Meisterhafte Karriere: „Ein Krapfen geht immer“. Lea Schellenberger brilliert mit kreativen Torten. Nächstes Ziel: ein eigenes Kaffeehaus.

Von Sylvia Stark. Erstellt am 16. April 2021 (05:32)

Vor vier Jahren war Lea Schellenberger Österreichs bester Lehrling im Bereich Service; jetzt ist sie kreative Konditorin mit Unternehmergeist. Die NÖN besuchte sie – bei perfekt gebrühtem Kaffee – zu Hause bei ihren Eltern in Großmeiseldorf.

Die 22-Jährige wechselte von der Mittelschule in Ziersdorf in die Tourismusschule nach Krems. Nach der ersten Klasse bekam sie einen Praktikumsplatz im Wiener Café Central.

„Das Arbeiten machte mir mehr Spaß als das Lernen in der Schule“, erzählt Schellenberger. Also blieb sie und begann eine Lehre als Restaurantfachfrau. Bei den Wiener Landesmeisterschaften der Tourismusberufe ging sie dann als Siegerin hervor, ehe ihr bei den Staatsmeisterschaften der große Coup gelang. „Das war schon schön“, erinnert sie sich gerne zurück. Als „Zuckerl“ gab‘s ein iPhone von der Wirtschaftskammer und ein Tablet vom Café Central.

Doch die junge Frau ruhte sich nicht auf ihren Lorbeeren aus, sondern legte noch ein Schäuferl nach und hängte eine Lehre als Konditorin dran.
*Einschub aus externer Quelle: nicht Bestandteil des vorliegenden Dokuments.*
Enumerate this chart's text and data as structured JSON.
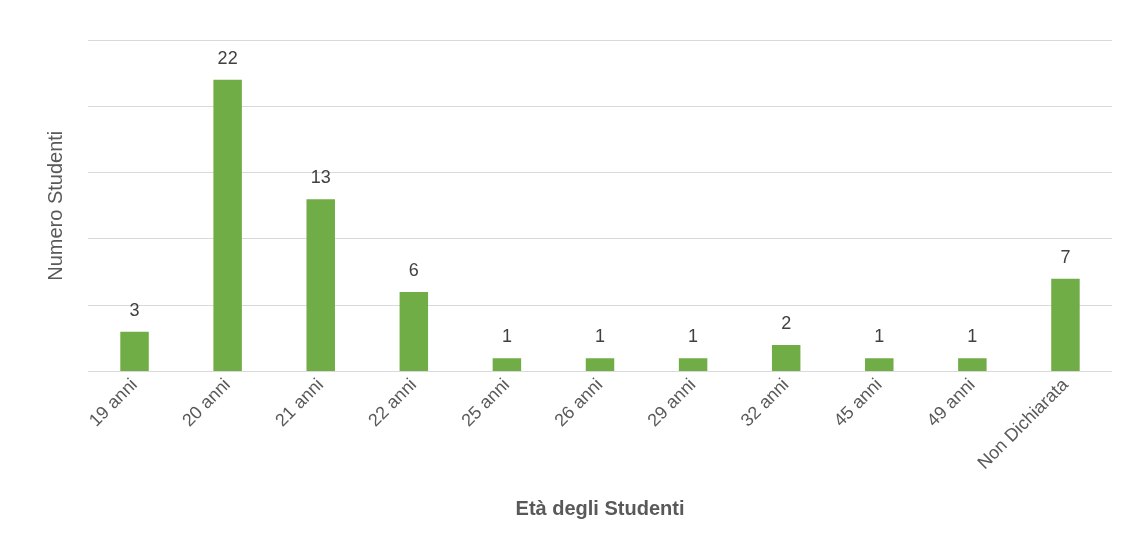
{
  "chart_data": {
    "type": "bar",
    "xlabel": "Età degli Studenti",
    "ylabel": "Numero Studenti",
    "categories": [
      "19 anni",
      "20 anni",
      "21 anni",
      "22 anni",
      "25 anni",
      "26 anni",
      "29 anni",
      "32 anni",
      "45 anni",
      "49 anni",
      "Non Dichiarata"
    ],
    "values": [
      3,
      22,
      13,
      6,
      1,
      1,
      1,
      2,
      1,
      1,
      7
    ],
    "color": "#70ad47",
    "ylim": [
      0,
      25
    ],
    "yticks": [
      {
        "value": 0,
        "label": null
      },
      {
        "value": 5,
        "label": null
      },
      {
        "value": 10,
        "label": null
      },
      {
        "value": 15,
        "label": null
      },
      {
        "value": 20,
        "label": null
      },
      {
        "value": 25,
        "label": null
      }
    ],
    "tick_labels": "x",
    "grid": "y",
    "data_labels": true,
    "legend": false
  }
}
„Ich habe Konditorin dazugelernt, weil es generell ein Ziel von mir ist, ein eigenes Kaffeehaus zu haben“, sagt Schellenberger. Am liebsten „heraußen“, also in der Gegend ihrer Schmidataler Heimat. Das süße Handwerk lernte sie bei der Konditorei Groissböck in Wien. Zur Gesellenprüfung brillierte die kreative Zuckerbäckerin mit einer Torte in Form einer „Tommy Hilfiger-Handtasche“.

„Dauerauftrag“ für die Familienfeiern

Wenn sie nicht gerade für Groissböck ihre Torten – zum Beispiel für die jährlich stattfindende Hochzeitsmesse – bäckt, hat Lea Schellenberger einen „Dauerauftrag“ bei jeder Familienfeier. Natürlich muss da eine bunte „Ententeichtorte“ oder eine „Dinosauriertorte“ für ihre kleine Cousine und ihren Cousin her.

Das Ausleben der Kreativität sei besonders schön an ihrem Beruf. Am liebsten fabriziert sie leichte, lockere Fruchtcremes für Torten. Hat man denn als Konditorin nicht auch einmal genug vom Süßen? „Ein Krapfen geht immer“, lacht sie. Immerhin gilt ihr Arbeitgeber als die Nummer eins bei dem Germgebäck in Wien.

Eine andere süße Germspeise, die Osterstriezel und Osterpinzen, hatte ja gerade Hochsaison. Einen Rückgang von Vorausbestellungen an Torten und dergleichen konnte Schellenberger aufgrund der Corona-Krise nicht feststellen. Im Gegenteil, die letzten beiden Ostern seien sehr stressig gewesen.

Stressig geht es für die 22-Jährige auch bis in den Sommer weiter. Sie wird den Meisterkurs als Konditorin absolvieren. Die NÖN vergibt ihr für ihren Kaffee im Interview jedenfalls schon einen Meisterpunkt. „Ich bin ja erst mit der Barista-Ausbildung am Wifi fertig geworden“, hat sie prompt eine Erklärung dafür parat. Alles, was die sympathische Großmeiseldorferin angreift, wird, so scheint’s, ein Meisterstück.